Hey HPC nerds! I’m putting together a little tutorial and introduction to job arrays (very simple) and the most important detail is having a list of compelling reasons we would want to use them in the first place, say, over something standard like submission with sbatch. Let’s put our heads together and think! I’m relatively new to using them so my list is likely limited.
Running a randomized simulation many times, with output files numbered from some 1…N. The output files can be numbered according to the array index. This means we use the array index as a variable to name our output files.
Running an analysis over inputs, where each input is named according to the array index, and outputs follow suit. This could also be applied to directory names.
Any large data operation where the results are not dependent on each other and the input and outputs can be designated by the iterator. Here’s what we put together to demo the problem and some approaches:
In this case, the scheduler is SGE, but the approaches (and some of the problems addressed) are identical among schedulers:
An example which reads multiple parameters from a separate file is handy, e.g. in the job script:
#!/bin/bash
# An input file with a line for each array element
# and parameters separated by spaces.
PARAMS=/path/to/parameter/file.txt
read -ra params <<<"$(sed ${SLURM_ARRAY_TASK_ID}'q;d' $PARAMS)"

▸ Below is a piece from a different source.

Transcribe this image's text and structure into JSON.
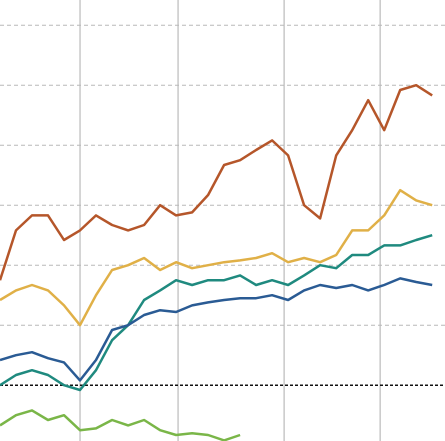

After which params will be an array with all the things from line ${SLURM_ARRAY_TASK_ID} in the $PARAMS file. By using an array it allows the number of parameters to change, so the next lines in the script might be
edit: Although I use the line read from the file as parameters here, there’s no reason why the entire command can’t be in the parameter file, so the array can be used really to run any arbitrary set of commands as the tasks.
Also when working on a cluster which limits the number of job array elements, using a step in the array spec and then having each array task run several commands for it’s step can be useful. Say with
--array=1-100:10
Then each element can work on lines ${SLURM_ARRAY_TASK_ID} through ${SLURM_ARRAY_TASK_ID} + 10 of the input file. Season to taste, of course.